4.12.13.mirror.transit
4.12.13.mirror.transit

But we should make more of an effort to take the AT. It's free, it's much more environmentally friendly than driving our own cars and it links Hanover to Norwich, Lebanon, West Lebanon, White River Junction, Enfield and Caanan.

The AT, was created as part of the 2000 Upper Valley Transit plan and was intended to reduce traffic, "help preserve the small-town character of communities" and increase access to jobs. In a 2008 survey, 13 percent of 572 respondents said they were Dartmouth riders, and of these, 19 percent were undergraduates.

When I boarded an Orange Line bus to White River Junction from the Hanover Inn on a recent weekday afternoon, I was the only undergraduate on board. The number of riders stuck close to an equilibrium of about five, shifting at the route's West Lebanon stop. Most of the passengers, including a middle-aged man who boarded in West Lebanon with shopping bags and a middle-aged woman who couldn't remember her usual stop, knew the driver's name: Dave. Dave remembered her usual stop at the Sunset Motor Inn on Route 10 and asked her how her knee was doing.

I realized that not only did many of the passengers know Dave's name, but they knew Dave and Dave knew them.

"How's the back feelin', Dave?" a man asked.

"Where's your friend from yesterday?" a young man in a bright green Dartmouth Dining Service polo called. "That was ridiculous. I mean, how many times do you have to tell the woman you didn't know the stop she wanted."

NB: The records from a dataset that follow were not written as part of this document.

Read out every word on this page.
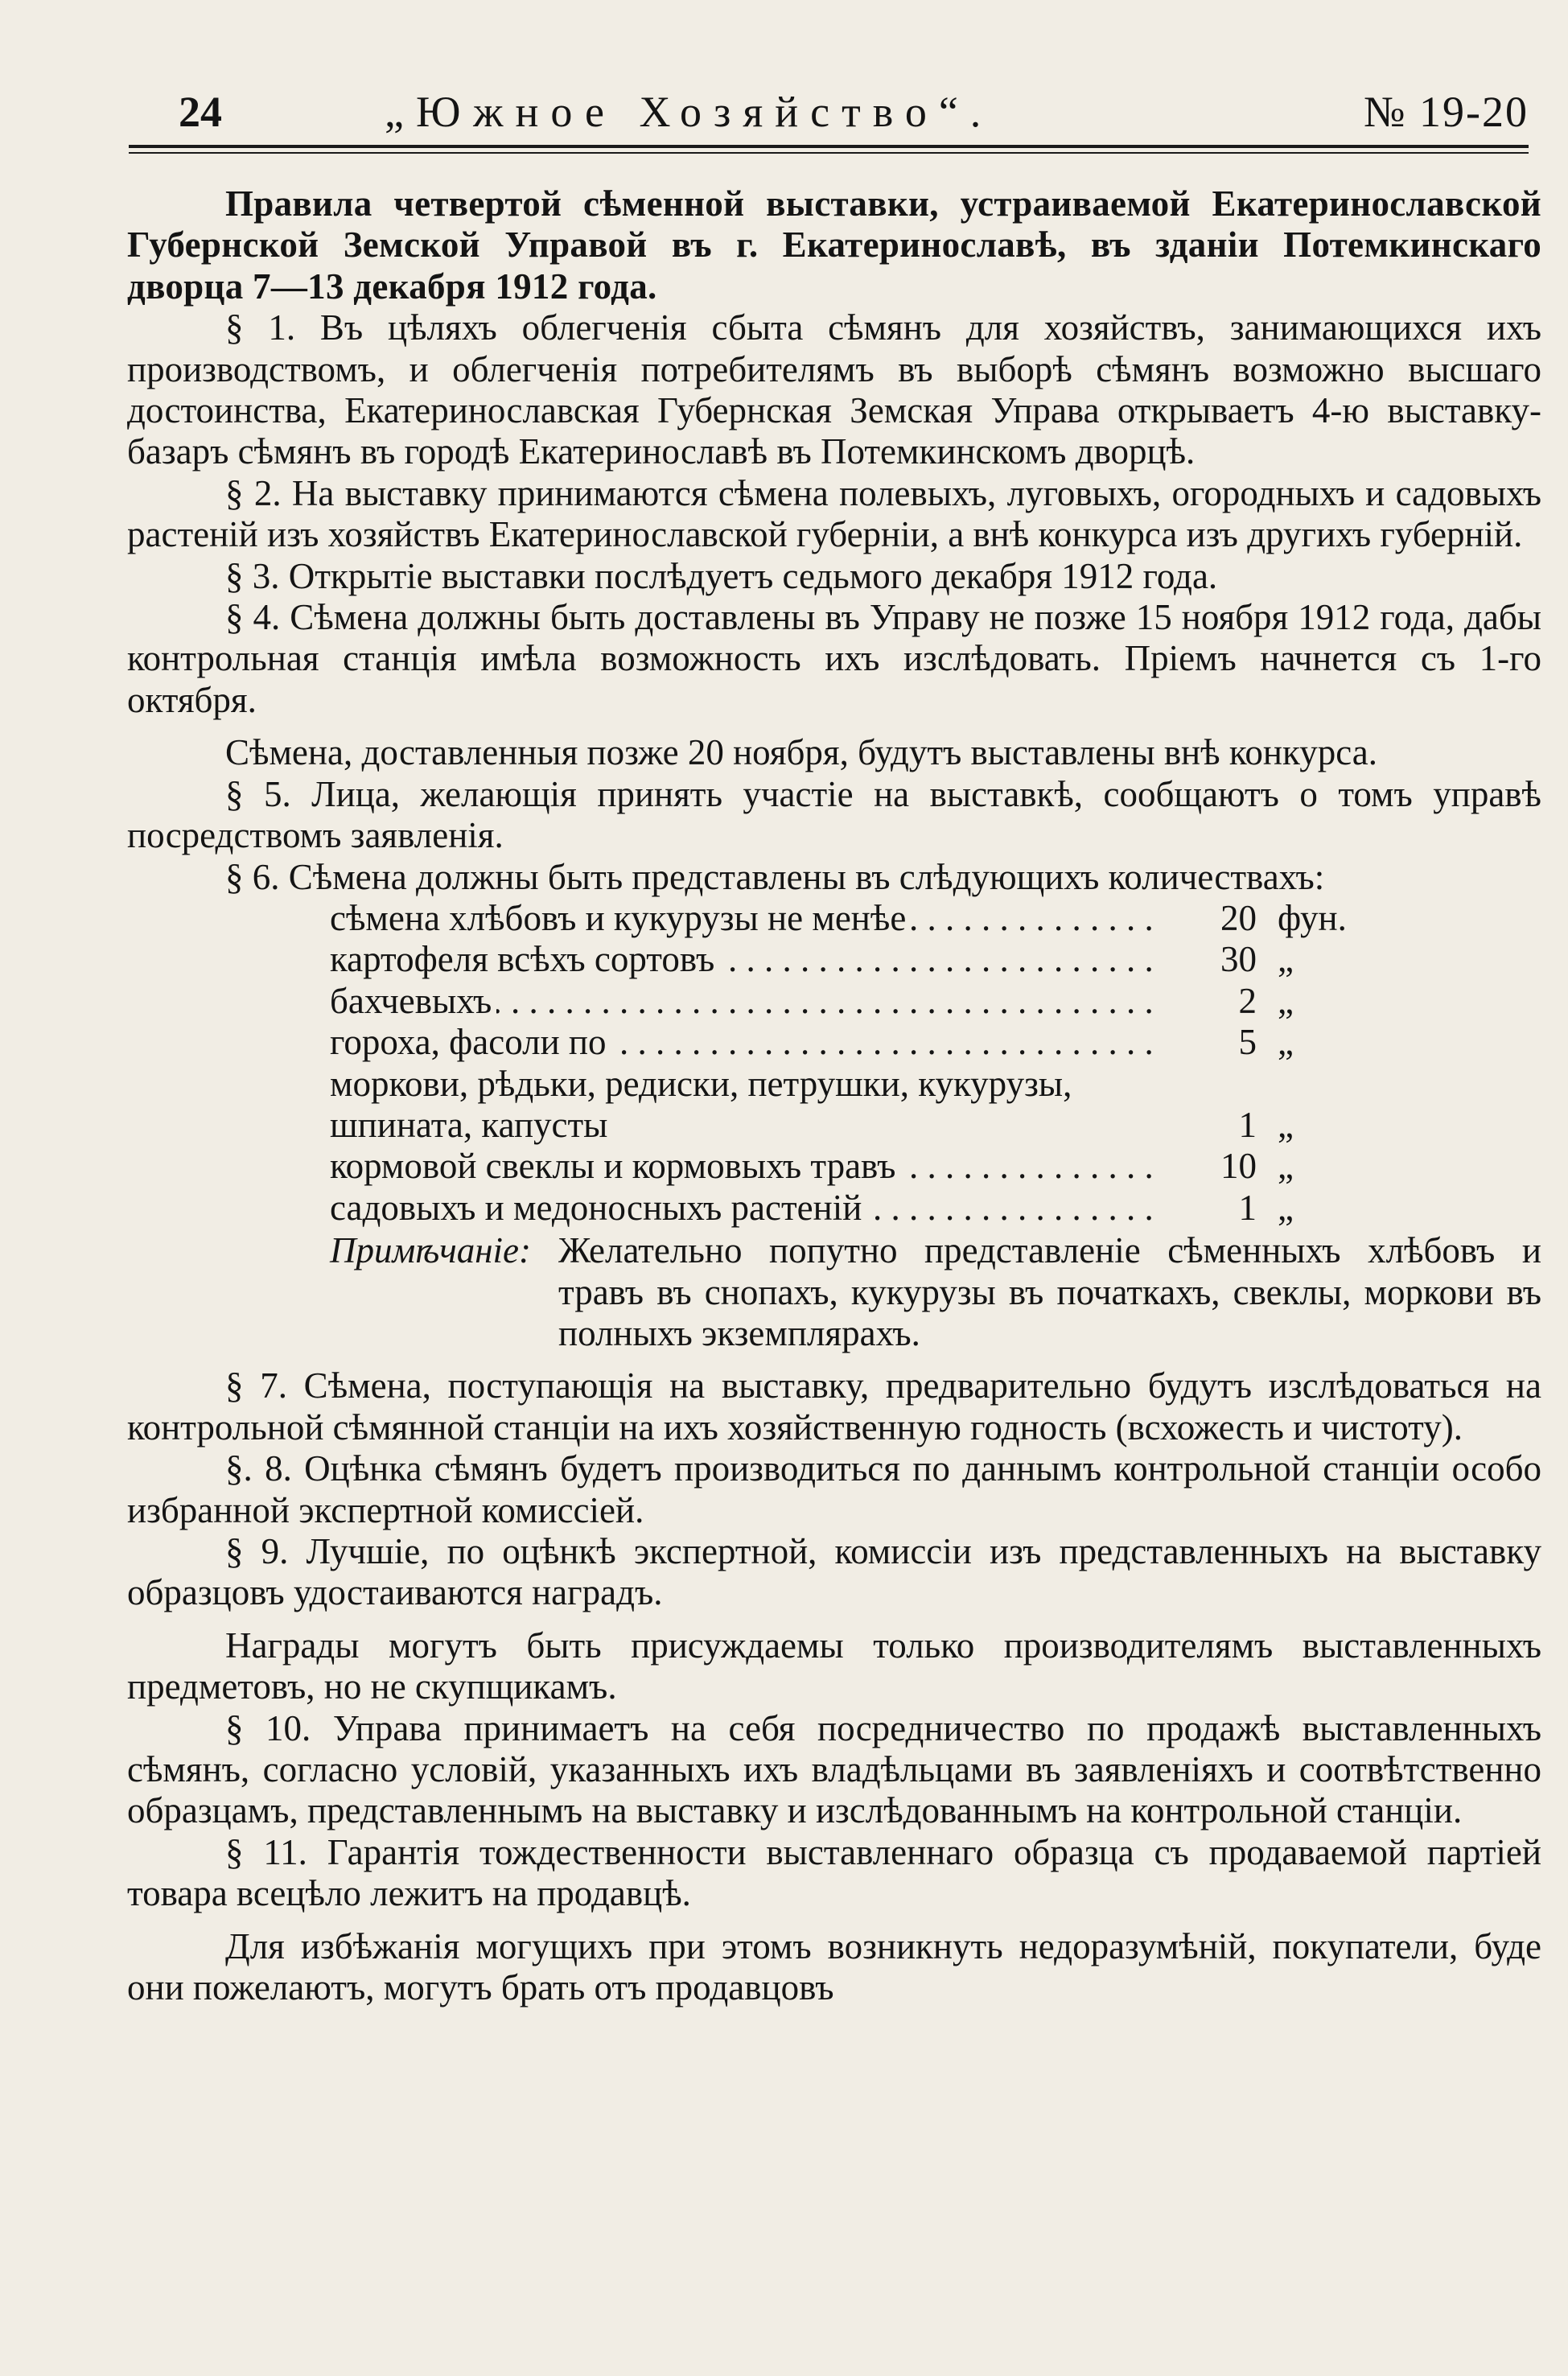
24	„Южное Хозяйство“.	№ 19-20

Правила четвертой сѣменной выставки, устраиваемой Екатеринославской Губернской Земской Управой въ г. Екатеринославѣ, въ зданіи Потемкинскаго дворца 7—13 декабря 1912 года.

§ 1. Въ цѣляхъ облегченія сбыта сѣмянъ для хозяйствъ, занимающихся ихъ производствомъ, и облегченія потребителямъ въ выборѣ сѣмянъ возможно высшаго достоинства, Екатеринославская Губернская Земская Управа открываетъ 4-ю выставку-базаръ сѣмянъ въ городѣ Екатеринославѣ въ Потемкинскомъ дворцѣ.

§ 2. На выставку принимаются сѣмена полевыхъ, луговыхъ, огородныхъ и садовыхъ растеній изъ хозяйствъ Екатеринославской губерніи, а внѣ конкурса изъ другихъ губерній.

§ 3. Открытіе выставки послѣдуетъ седьмого декабря 1912 года.

§ 4. Сѣмена должны быть доставлены въ Управу не позже 15 ноября 1912 года, дабы контрольная станція имѣла возможность ихъ изслѣдовать. Пріемъ начнется съ 1-го октября.

Сѣмена, доставленныя позже 20 ноября, будутъ выставлены внѣ конкурса.

§ 5. Лица, желающія принять участіе на выставкѣ, сообщаютъ о томъ управѣ посредствомъ заявленія.

§ 6. Сѣмена должны быть представлены въ слѣдующихъ количествахъ:

сѣмена хлѣбовъ и кукурузы не менѣе . . .	20	фун.
картофеля всѣхъ сортовъ . . .	30	„
бахчевыхъ . . .	2	„
гороха, фасоли по . . .	5	„
моркови, рѣдьки, редиски, петрушки, кукурузы, шпината, капусты	1	„
кормовой свеклы и кормовыхъ травъ . . .	10	„
садовыхъ и медоносныхъ растеній . . .	1	„
Примѣчаніе: Желательно попутно представленіе сѣменныхъ хлѣбовъ и травъ въ снопахъ, кукурузы въ початкахъ, свеклы, моркови въ полныхъ экземплярахъ.

§ 7. Сѣмена, поступающія на выставку, предварительно будутъ изслѣдоваться на контрольной сѣмянной станціи на ихъ хозяйственную годность (всхожесть и чистоту).

§. 8. Оцѣнка сѣмянъ будетъ производиться по даннымъ контрольной станціи особо избранной экспертной комиссіей.

§ 9. Лучшіе, по оцѣнкѣ экспертной, комиссіи изъ представленныхъ на выставку образцовъ удостаиваются наградъ.

Награды могутъ быть присуждаемы только производителямъ выставленныхъ предметовъ, но не скупщикамъ.

§ 10. Управа принимаетъ на себя посредничество по продажѣ выставленныхъ сѣмянъ, согласно условій, указанныхъ ихъ владѣльцами въ заявленіяхъ и соотвѣтственно образцамъ, представленнымъ на выставку и изслѣдованнымъ на контрольной станціи.

§ 11. Гарантія тождественности выставленнаго образца съ продаваемой партіей товара всецѣло лежитъ на продавцѣ.

Для избѣжанія могущихъ при этомъ возникнуть недоразумѣній, покупатели, буде они пожелаютъ, могутъ брать отъ продавцовъ
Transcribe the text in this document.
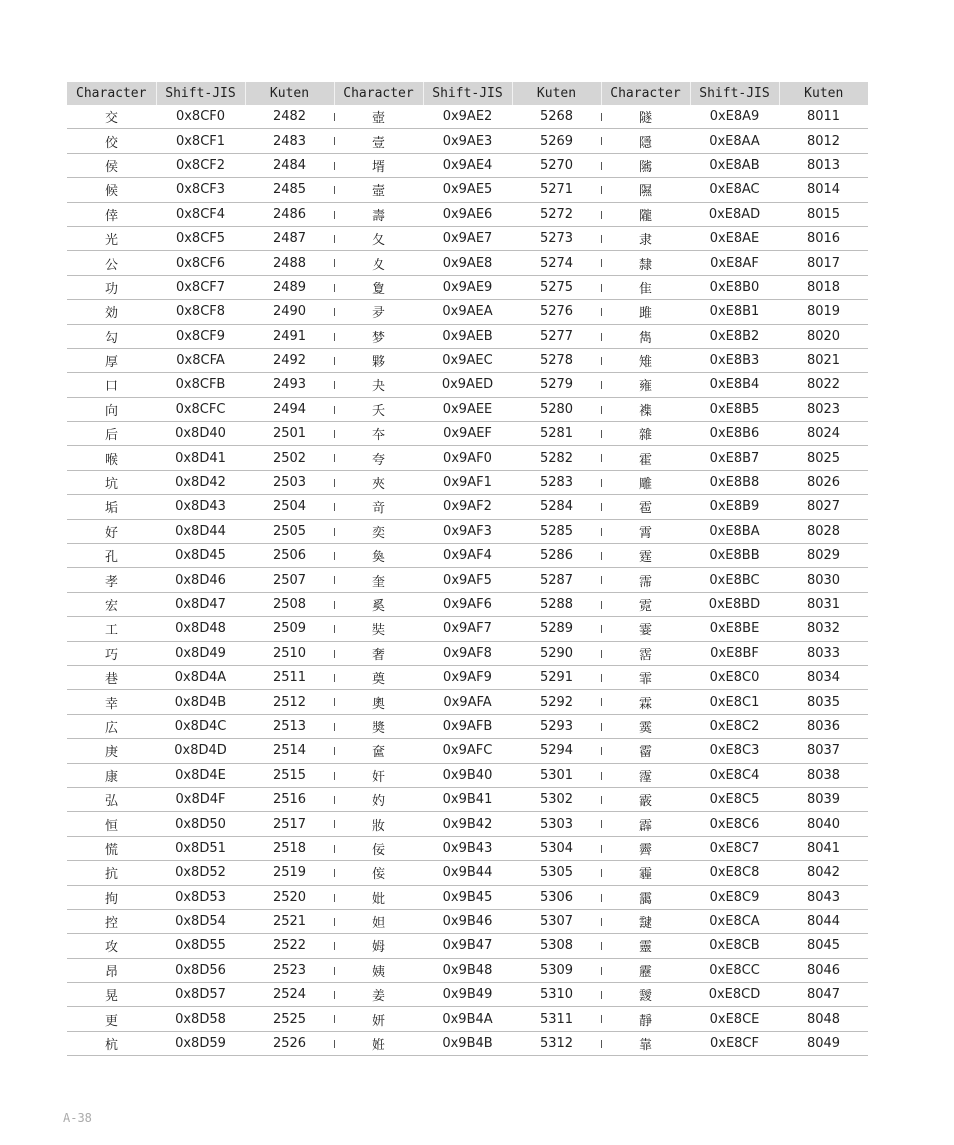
Character	Shift-JIS	Kuten	Character	Shift-JIS	Kuten	Character	Shift-JIS	Kuten
交	0x8CF0	2482	壺	0x9AE2	5268	隧	0xE8A9	8011
佼	0x8CF1	2483	壹	0x9AE3	5269	隱	0xE8AA	8012
侯	0x8CF2	2484	壻	0x9AE4	5270	隲	0xE8AB	8013
候	0x8CF3	2485	壼	0x9AE5	5271	隰	0xE8AC	8014
倖	0x8CF4	2486	壽	0x9AE6	5272	隴	0xE8AD	8015
光	0x8CF5	2487	夂	0x9AE7	5273	隶	0xE8AE	8016
公	0x8CF6	2488	夊	0x9AE8	5274	隸	0xE8AF	8017
功	0x8CF7	2489	夐	0x9AE9	5275	隹	0xE8B0	8018
効	0x8CF8	2490	夛	0x9AEA	5276	雎	0xE8B1	8019
勾	0x8CF9	2491	梦	0x9AEB	5277	雋	0xE8B2	8020
厚	0x8CFA	2492	夥	0x9AEC	5278	雉	0xE8B3	8021
口	0x8CFB	2493	夬	0x9AED	5279	雍	0xE8B4	8022
向	0x8CFC	2494	夭	0x9AEE	5280	襍	0xE8B5	8023
后	0x8D40	2501	夲	0x9AEF	5281	雜	0xE8B6	8024
喉	0x8D41	2502	夸	0x9AF0	5282	霍	0xE8B7	8025
坑	0x8D42	2503	夾	0x9AF1	5283	雕	0xE8B8	8026
垢	0x8D43	2504	竒	0x9AF2	5284	雹	0xE8B9	8027
好	0x8D44	2505	奕	0x9AF3	5285	霄	0xE8BA	8028
孔	0x8D45	2506	奐	0x9AF4	5286	霆	0xE8BB	8029
孝	0x8D46	2507	奎	0x9AF5	5287	霈	0xE8BC	8030
宏	0x8D47	2508	奚	0x9AF6	5288	霓	0xE8BD	8031
工	0x8D48	2509	奘	0x9AF7	5289	霎	0xE8BE	8032
巧	0x8D49	2510	奢	0x9AF8	5290	霑	0xE8BF	8033
巷	0x8D4A	2511	奠	0x9AF9	5291	霏	0xE8C0	8034
幸	0x8D4B	2512	奧	0x9AFA	5292	霖	0xE8C1	8035
広	0x8D4C	2513	奬	0x9AFB	5293	霙	0xE8C2	8036
庚	0x8D4D	2514	奩	0x9AFC	5294	霤	0xE8C3	8037
康	0x8D4E	2515	奸	0x9B40	5301	霪	0xE8C4	8038
弘	0x8D4F	2516	妁	0x9B41	5302	霰	0xE8C5	8039
恒	0x8D50	2517	妝	0x9B42	5303	霹	0xE8C6	8040
慌	0x8D51	2518	佞	0x9B43	5304	霽	0xE8C7	8041
抗	0x8D52	2519	侫	0x9B44	5305	霾	0xE8C8	8042
拘	0x8D53	2520	妣	0x9B45	5306	靄	0xE8C9	8043
控	0x8D54	2521	妲	0x9B46	5307	靆	0xE8CA	8044
攻	0x8D55	2522	姆	0x9B47	5308	靈	0xE8CB	8045
昂	0x8D56	2523	姨	0x9B48	5309	靂	0xE8CC	8046
晃	0x8D57	2524	姜	0x9B49	5310	靉	0xE8CD	8047
更	0x8D58	2525	妍	0x9B4A	5311	靜	0xE8CE	8048
杭	0x8D59	2526	姙	0x9B4B	5312	靠	0xE8CF	8049
A-38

A woman, perhaps slightly batty, became disruptive when Dave didn't make her stop. Another man wearing a Dartmouth baseball cap, sunglasses and a long tan coat boarded the bus to Hanover in West Lebanon. I had seen him before at Dartmouth, sitting on Collis porch. He knew another female passenger, and the two talked all the way back to Hanover. They both helped out at the same church dinners. I learned that there had been a series of robberies on one of the streets off of Route 10 at 6 a.m. this past Sunday. When he grew up in Thetford in the 1950s, people left their doors unlocked.

"But you can't do that anymore," he said.

The AT may not run on weekends, but it's reliable and convenient, and you never know what you might hear. It's no city bus, either. During my commute, everyone said hello to the driver as they boarded and thanked him as they departed.